Ela já usou bots, mas desistiu da estratégia depois que teve diversos perfis bloqueados e ficou sem pagamento. Hoje, trabalhando de 6 a 7 horas por dia, com 24 perfis, diz que gostaria de procurar um emprego com carteira assinada se tivesse mais tempo.

​O trabalho de Matheus Viana Braz, doutor em Psicologia pela UEMG (Universidade do Estado de Minas Gerais) e pesquisador de sociologia caracteriza os microsserviços, ou crowdwork como trabalhos digitais de baixa complexidade —como digitar, arrastar e clicar— que exigem pouca qualificação e são divididos em pequenas tarefas.

Segundo a pesquisa, os trabalhadores normalmente não conhecem quem solicitou seus serviços e frequentemente não sabem qual a finalidade da tarefa que lhe foi requisitada. Também “não possuem margens para negociações, não usufruem de comissões e tampouco qualquer tipo de proteção social ou trabalhista”.
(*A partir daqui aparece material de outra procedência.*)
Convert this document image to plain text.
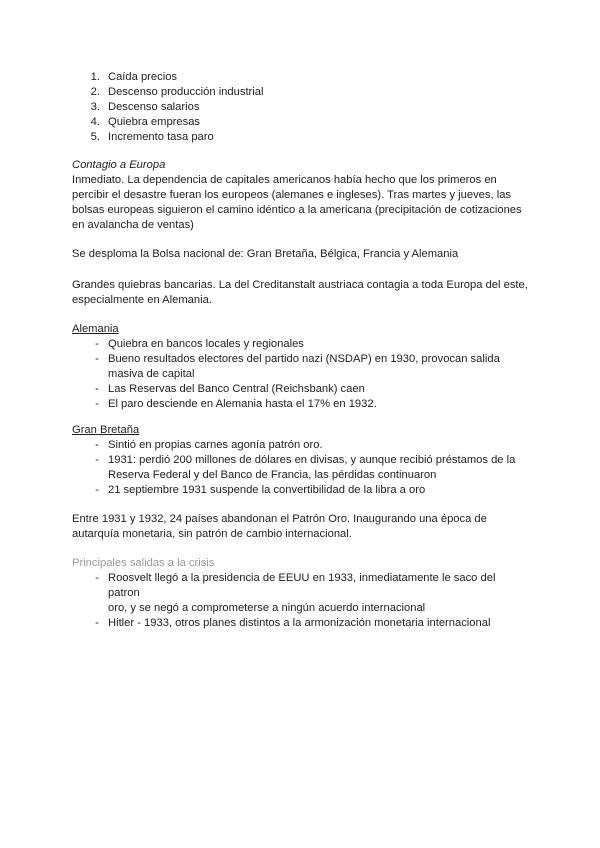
1. Caída precios
2. Descenso producción industrial
3. Descenso salarios
4. Quiebra empresas
5. Incremento tasa paro
Contagio a Europa
Inmediato. La dependencia de capitales americanos había hecho que los primeros en
percibir el desastre fueran los europeos (alemanes e ingleses). Tras martes y jueves, las
bolsas europeas siguieron el camino idéntico a la americana (precipitación de cotizaciones
en avalancha de ventas)
Se desploma la Bolsa nacional de: Gran Bretaña, Bélgica, Francia y Alemania
Grandes quiebras bancarias. La del Creditanstalt austriaca contagia a toda Europa del este,
especialmente en Alemania.
Alemania
- Quiebra en bancos locales y regionales
- Bueno resultados electores del partido nazi (NSDAP) en 1930, provocan salida
masiva de capital
- Las Reservas del Banco Central (Reichsbank) caen
- El paro desciende en Alemania hasta el 17% en 1932.
Gran Bretaña
- Sintió en propias carnes agonía patrón oro.
- 1931: perdió 200 millones de dólares en divisas, y aunque recibió préstamos de la
Reserva Federal y del Banco de Francia, las pérdidas continuaron
- 21 septiembre 1931 suspende la convertibilidad de la libra a oro
Entre 1931 y 1932, 24 países abandonan el Patrón Oro. Inaugurando una época de
autarquía monetaria, sin patrón de cambio internacional.
Principales salidas a la crisis
- Roosvelt llegó a la presidencia de EEUU en 1933, inmediatamente le saco del patron
oro, y se negó a comprometerse a ningún acuerdo internacional
- Hitler - 1933, otros planes distintos a la armonización monetaria internacional
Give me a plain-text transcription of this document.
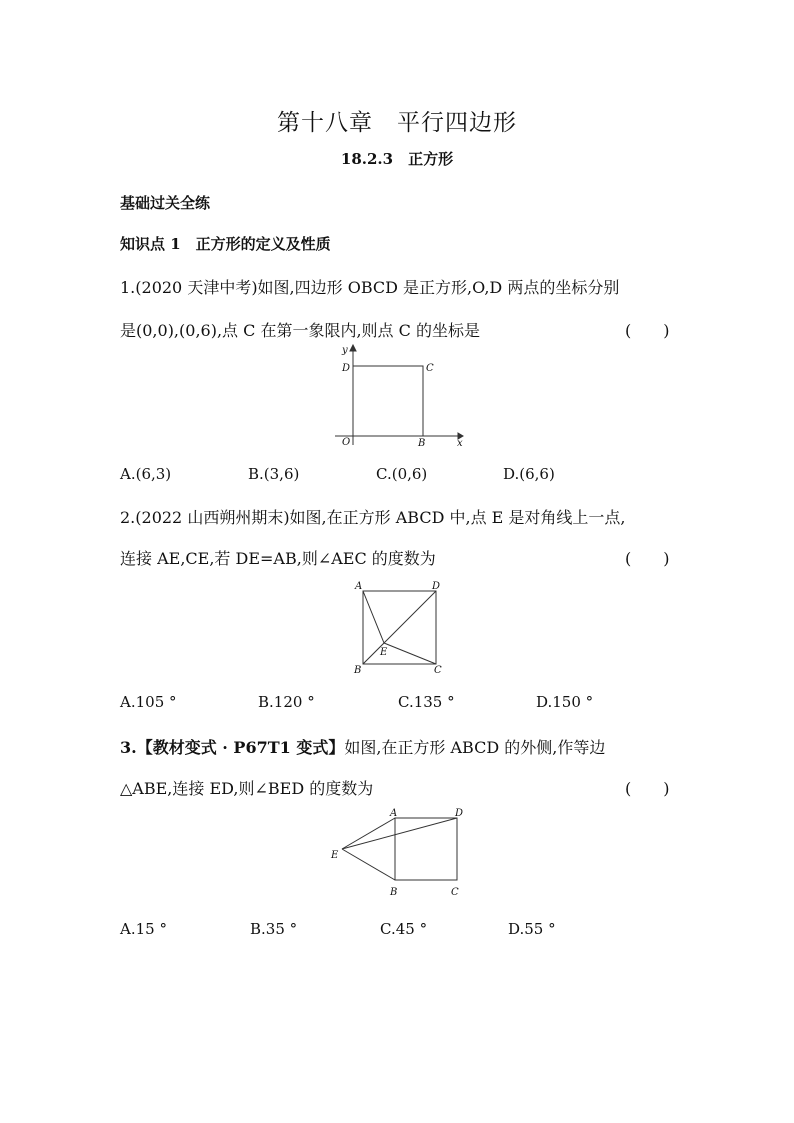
第十八章　平行四边形
18.2.3　正方形
基础过关全练
知识点 1　正方形的定义及性质
1.(2020 天津中考)如图,四边形 OBCD 是正方形,O,D 两点的坐标分别
是(0,0),(0,6),点 C 在第一象限内,则点 C 的坐标是	(　　)
y
x
D	C
O	B
A.(6,3)	B.(3,6)	C.(0,6)	D.(6,6)
2.(2022 山西朔州期末)如图,在正方形 ABCD 中,点 E 是对角线上一点,
连接 AE,CE,若 DE=AB,则∠AEC 的度数为	(　　)
A	D
B
E
C
A.105 °	B.120 °	C.135 °	D.150 °
3.【教材变式 · P67T1 变式】如图,在正方形 ABCD 的外侧,作等边
△ABE,连接 ED,则∠BED 的度数为	(　　)
A	D
E
B	C
A.15 °	B.35 °	C.45 °	D.55 °
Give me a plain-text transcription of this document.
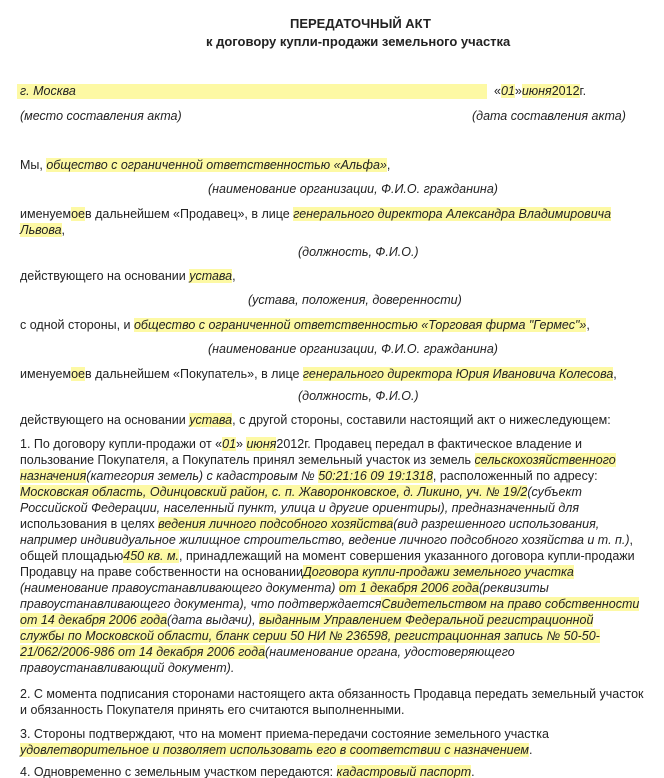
ПЕРЕДАТОЧНЫЙ АКТ
к договору купли-продажи земельного участка
г. Москва	«01»июня2012г.
(место составления акта)	(дата составления акта)
Мы, общество с ограниченной ответственностью «Альфа»,
(наименование организации, Ф.И.О. гражданина)
именуемоев дальнейшем «Продавец», в лице генерального директора Александра Владимировича
Львова,
(должность, Ф.И.О.)
действующего на основании устава,
(устава, положения, доверенности)
с одной стороны, и общество с ограниченной ответственностью «Торговая фирма "Гермес"»,
(наименование организации, Ф.И.О. гражданина)
именуемоев дальнейшем «Покупатель», в лице генерального директора Юрия Ивановича Колесова,
(должность, Ф.И.О.)
действующего на основании устава, с другой стороны, составили настоящий акт о нижеследующем:
1. По договору купли-продажи от «01» июня2012г. Продавец передал в фактическое владение и
пользование Покупателя, а Покупатель принял земельный участок из земель сельскохозяйственного
назначения(категория земель) с кадастровым № 50:21:16 09 19:1318, расположенный по адресу:
Московская область, Одинцовский район, с. п. Жаворонковское, д. Ликино, уч. № 19/2(субъект
Российской Федерации, населенный пункт, улица и другие ориентиры), предназначенный для
использования в целях ведения личного подсобного хозяйства(вид разрешенного использования,
например индивидуальное жилищное строительство, ведение личного подсобного хозяйства и т. п.),
общей площадью450 кв. м., принадлежащий на момент совершения указанного договора купли-продажи
Продавцу на праве собственности на основанииДоговора купли-продажи земельного участка
(наименование правоустанавливающего документа) от 1 декабря 2006 года(реквизиты
правоустанавливающего документа), что подтверждаетсяСвидетельством на право собственности
от 14 декабря 2006 года(дата выдачи), выданным Управлением Федеральной регистрационной
службы по Московской области, бланк серии 50 НИ № 236598, регистрационная запись № 50-50-
21/062/2006-986 от 14 декабря 2006 года(наименование органа, удостоверяющего
правоустанавливающий документ).
2. С момента подписания сторонами настоящего акта обязанность Продавца передать земельный участок
и обязанность Покупателя принять его считаются выполненными.
3. Стороны подтверждают, что на момент приема-передачи состояние земельного участка
удовлетворительное и позволяет использовать его в соответствии с назначением.
4. Одновременно с земельным участком передаются: кадастровый паспорт.
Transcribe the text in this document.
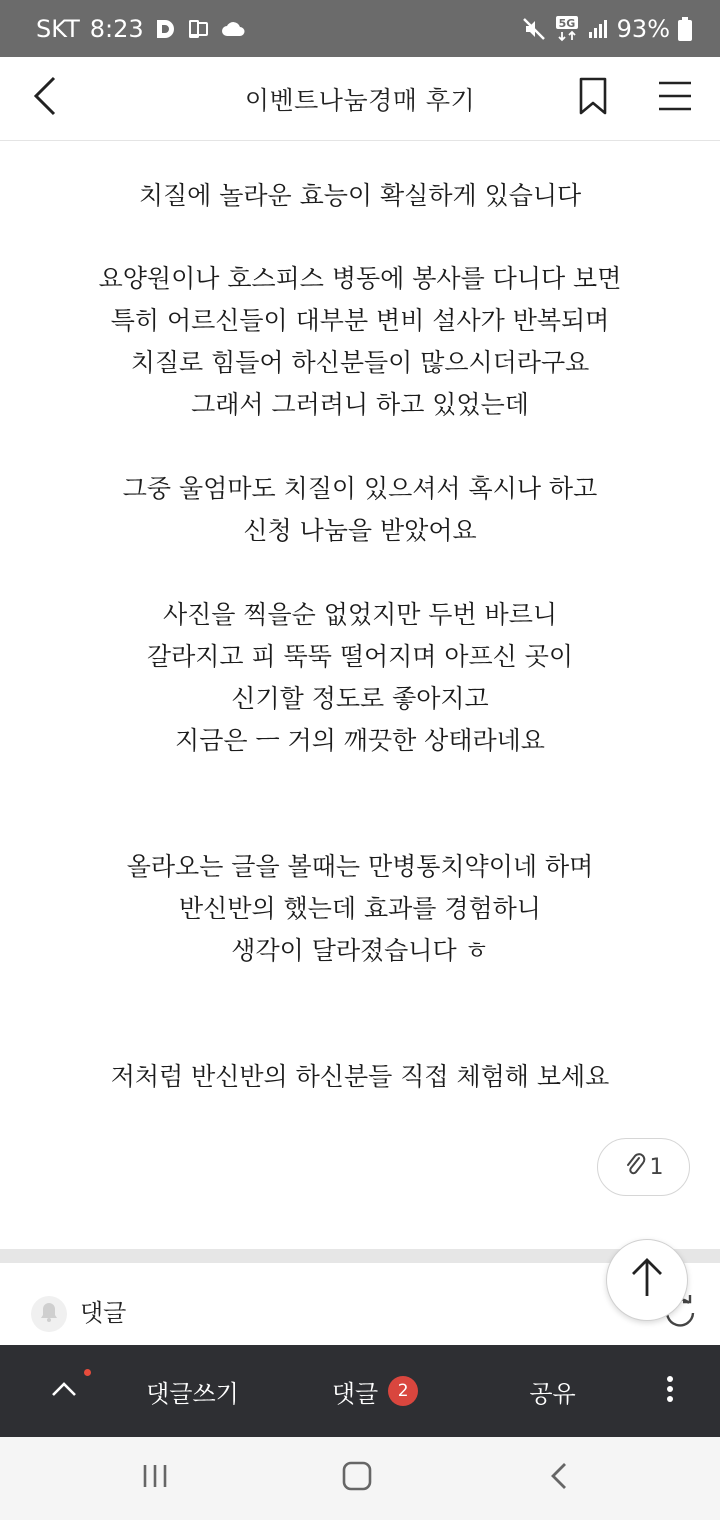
SKT 8:23	5G 93%
이벤트나눔경매 후기
치질에 놀라운 효능이 확실하게 있습니다
요양원이나 호스피스 병동에 봉사를 다니다 보면
특히 어르신들이 대부분 변비 설사가 반복되며
치질로 힘들어 하신분들이 많으시더라구요
그래서 그러려니 하고 있었는데
그중 울엄마도 치질이 있으셔서 혹시나 하고
신청 나눔을 받았어요
사진을 찍을순 없었지만 두번 바르니
갈라지고 피 뚝뚝 떨어지며 아프신 곳이
신기할 정도로 좋아지고
지금은 ㅡ 거의 깨끗한 상태라네요
올라오는 글을 볼때는 만병통치약이네 하며
반신반의 했는데 효과를 경험하니
생각이 달라졌습니다 ㅎ
저처럼 반신반의 하신분들 직접 체험해 보세요
1
댓글
댓글쓰기	댓글	2	공유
Além das interações em redes sociais, outros tipos de microsserviço disponíveis na internet envolvem assistir a vídeos, interagir com publicidades e até resolver captchas —os quebra-cabeças usados para testar se o usuário é humano ou robô. Às vezes, se algum robô não consegue resolver o captcha, ele o envia através de uma plataforma para uma pessoa, que o resolve em troca de um centésimo de centavo, em média.

Em 2021, os colaboradores de pelo menos quatro fazendas articularam uma tentativa de paralisação por pagamentos mais justos.

Enviando mensagens em massa para o suporte dos sites, eles ameaçaram deixar de realizar as tarefas e parar de seguir todas as páginas de clientes. Segundo relatos na internet, a mobilização fez com que os sites atualizassem regras, passando a banir usuários que disparassem mensagens de forma coordenada.

O projeto Fairwork, da Universidade de Oxford, estabelece alguns princípios para o trabalho decente em plataformas digitais.

Entre eles, estão o pagamento em dia levando em conta “todas as tarefas concluídas” e o “total de horas trabalhadas”, a proibição de contratos que “tirem, de forma injustificada, a responsabilidade das plataformas” e o “direito de recorrer de bloqueios e desativações e de serem informados das razões por trás dessas decisões”.